A report released on Wednesday by two environmental NGO's has warned of potentially "unacceptable" damage caused by a controversial project involving French oil giant TotalEnergies and China's National Offshore Oil Corporation (CNOOC).

The two companies signed a $10-billion agreement earlier this year to develop Ugandan oilfields and ship crude through a 1,445-kilometre pipeline to Tanzania's Indian Ocean port of Tanga.

"In concrete terms, we are talking about a pipeline that will be over 1,400 kilometres long. And the promoters of the project boast that it will be the longest heated pipeline in the world. Why heated? It will be heated to 50 degrees because the oil in Uganda is too viscous and so they need to heat it to liquefy it and make it go through the pipeline easily. So it's a climate aberration", denounced Juliette Renaud, Campaigner for Friends of the Earth France.
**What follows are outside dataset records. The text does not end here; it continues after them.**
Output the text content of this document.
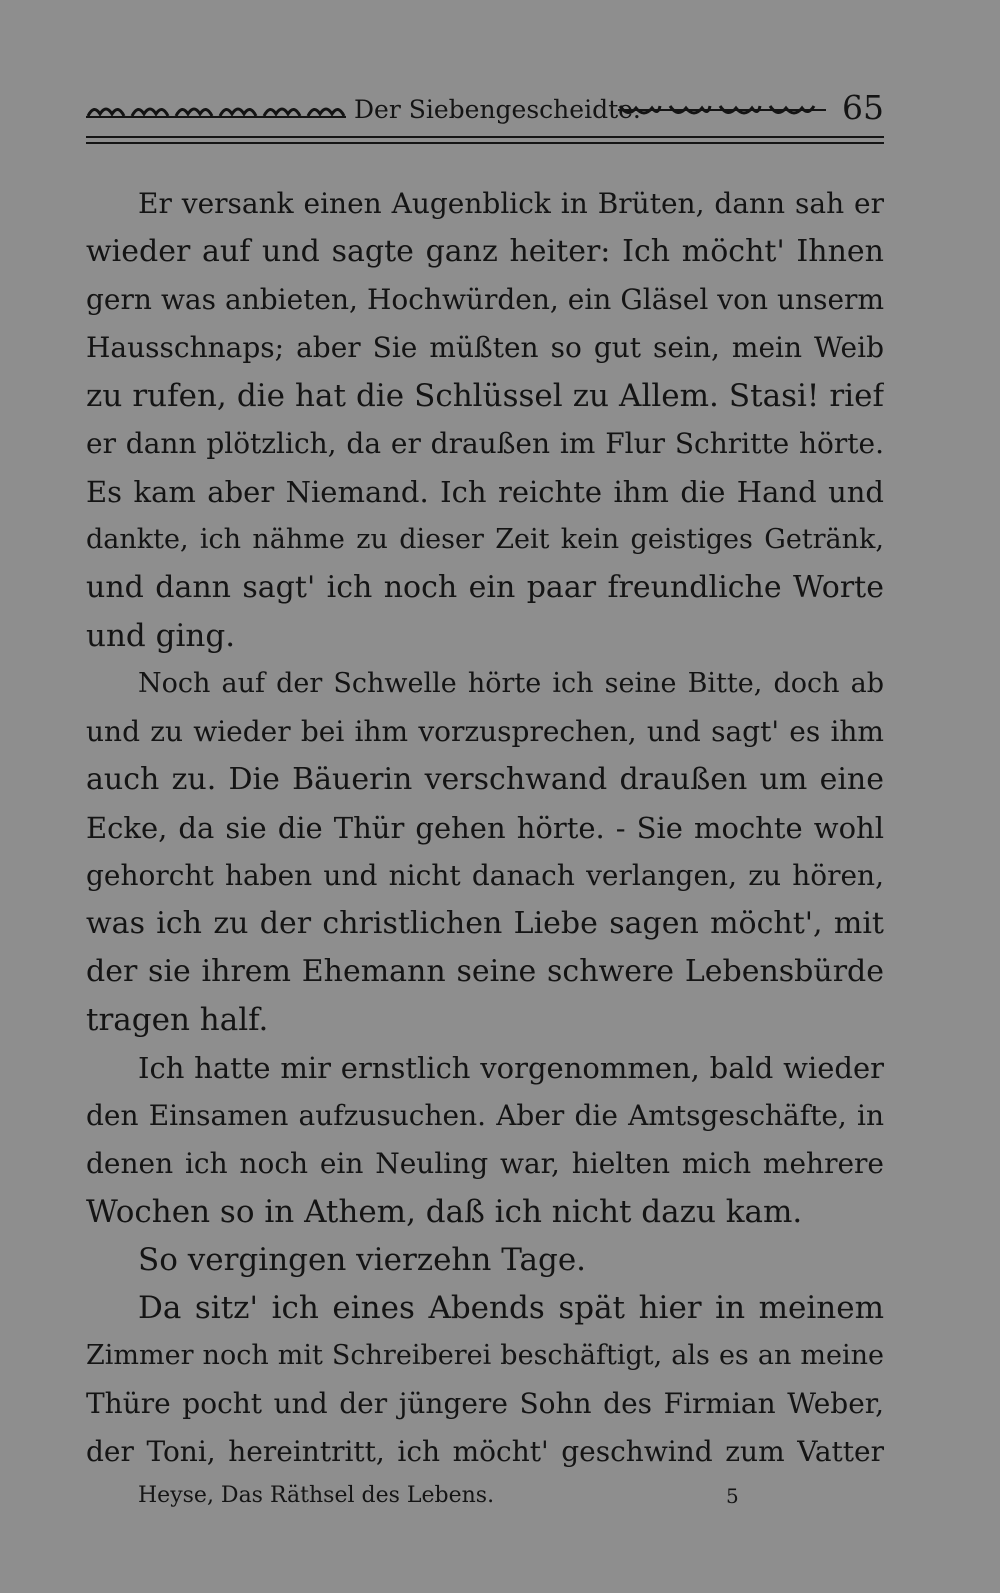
Der Siebengescheidte.	65
Er versank einen Augenblick in Brüten, dann sah er
wieder auf und sagte ganz heiter: Ich möcht' Ihnen
gern was anbieten, Hochwürden, ein Gläsel von unserm
Hausschnaps; aber Sie müßten so gut sein, mein Weib
zu rufen, die hat die Schlüssel zu Allem. Stasi! rief
er dann plötzlich, da er draußen im Flur Schritte hörte.
Es kam aber Niemand. Ich reichte ihm die Hand und
dankte, ich nähme zu dieser Zeit kein geistiges Getränk,
und dann sagt' ich noch ein paar freundliche Worte
und ging.
Noch auf der Schwelle hörte ich seine Bitte, doch ab
und zu wieder bei ihm vorzusprechen, und sagt' es ihm
auch zu. Die Bäuerin verschwand draußen um eine
Ecke, da sie die Thür gehen hörte. - Sie mochte wohl
gehorcht haben und nicht danach verlangen, zu hören,
was ich zu der christlichen Liebe sagen möcht', mit
der sie ihrem Ehemann seine schwere Lebensbürde
tragen half.
Ich hatte mir ernstlich vorgenommen, bald wieder
den Einsamen aufzusuchen. Aber die Amtsgeschäfte, in
denen ich noch ein Neuling war, hielten mich mehrere
Wochen so in Athem, daß ich nicht dazu kam.
So vergingen vierzehn Tage.
Da sitz' ich eines Abends spät hier in meinem
Zimmer noch mit Schreiberei beschäftigt, als es an meine
Thüre pocht und der jüngere Sohn des Firmian Weber,
der Toni, hereintritt, ich möcht' geschwind zum Vatter
Heyse, Das Räthsel des Lebens.	5
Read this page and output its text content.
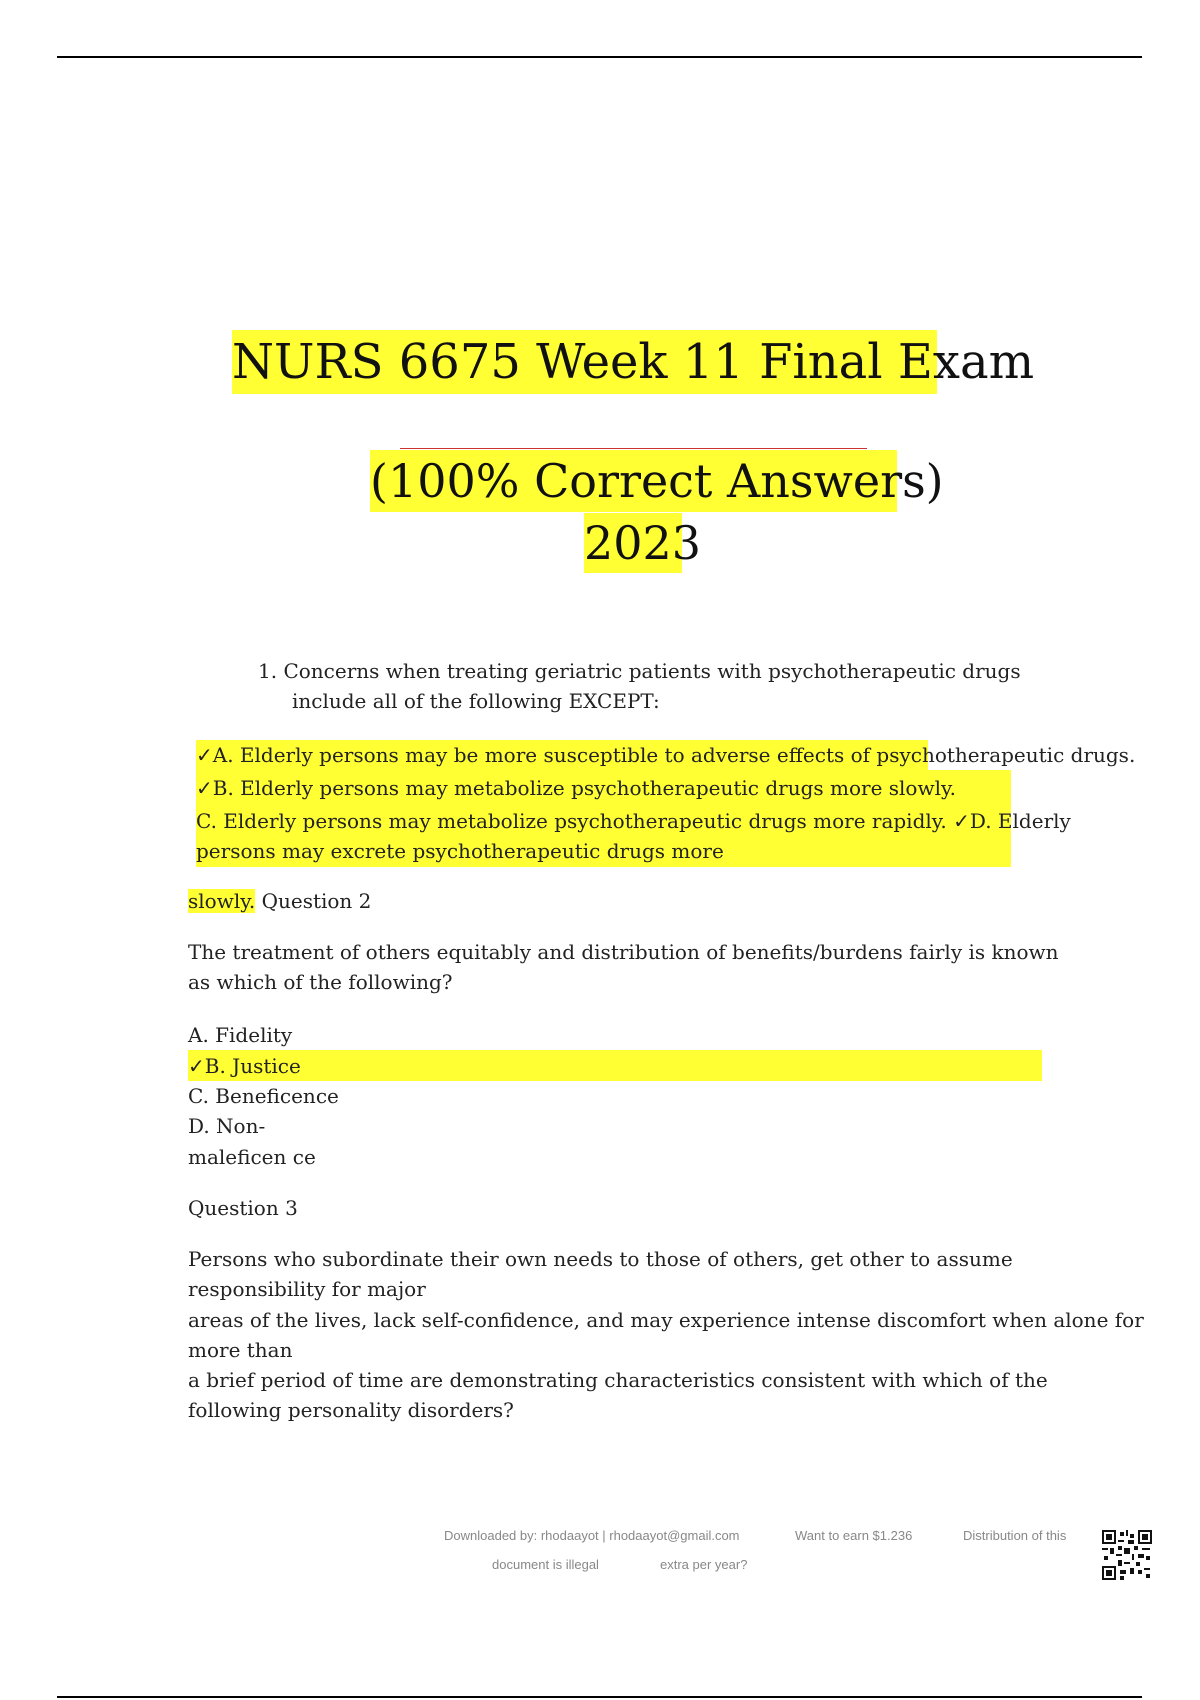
NURS 6675 Week 11 Final Exam
(100% Correct Answers)
2023
1. Concerns when treating geriatric patients with psychotherapeutic drugs
include all of the following EXCEPT:
✓A. Elderly persons may be more susceptible to adverse effects of psychotherapeutic drugs.
✓B. Elderly persons may metabolize psychotherapeutic drugs more slowly.
C. Elderly persons may metabolize psychotherapeutic drugs more rapidly. ✓D. Elderly
persons may excrete psychotherapeutic drugs more
slowly. Question 2
The treatment of others equitably and distribution of benefits/burdens fairly is known
as which of the following?
A. Fidelity
✓B. Justice
C. Beneficence
D. Non-
maleficen ce
Question 3
Persons who subordinate their own needs to those of others, get other to assume
responsibility for major
areas of the lives, lack self-confidence, and may experience intense discomfort when alone for
more than
a brief period of time are demonstrating characteristics consistent with which of the
following personality disorders?
Downloaded by: rhodaayot | rhodaayot@gmail.com	Want to earn $1.236
extra per year?
Distribution of this
document is illegal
The report said the pipeline would emit "up to 34 million tonnes of CO2 per year into the atmosphere -- far more than the combined greenhouse gas emissions of Uganda and Tanzania".

The NGO's accuse the oil companies of not putting in place adequate measures to safeguard communities and the environment.

"Lake Victoria, but also Lake Albert, where the oil drilling is going to take place, are sources of the Nile, so the impacts go far beyond Uganda and Tanzania. And unfortunately, what the experts who have studied Total's social and environmental impact studies tell us is that there will definitely be leaks. Moreover, Total has not yet put in place adequate measures to prevent these leaks", said the activist.

Reacting to the report, TotalEnergies said it would "do everything possible to make it an exemplary project in terms of transparency, shared prosperity, economic and social progress, sustainable development, environmental awareness and respect for human rights".

The European Parliament has already passed a resolution saying that more than 100,000 people were at risk of being displaced by the pipeline and called for them to be adequately compensated.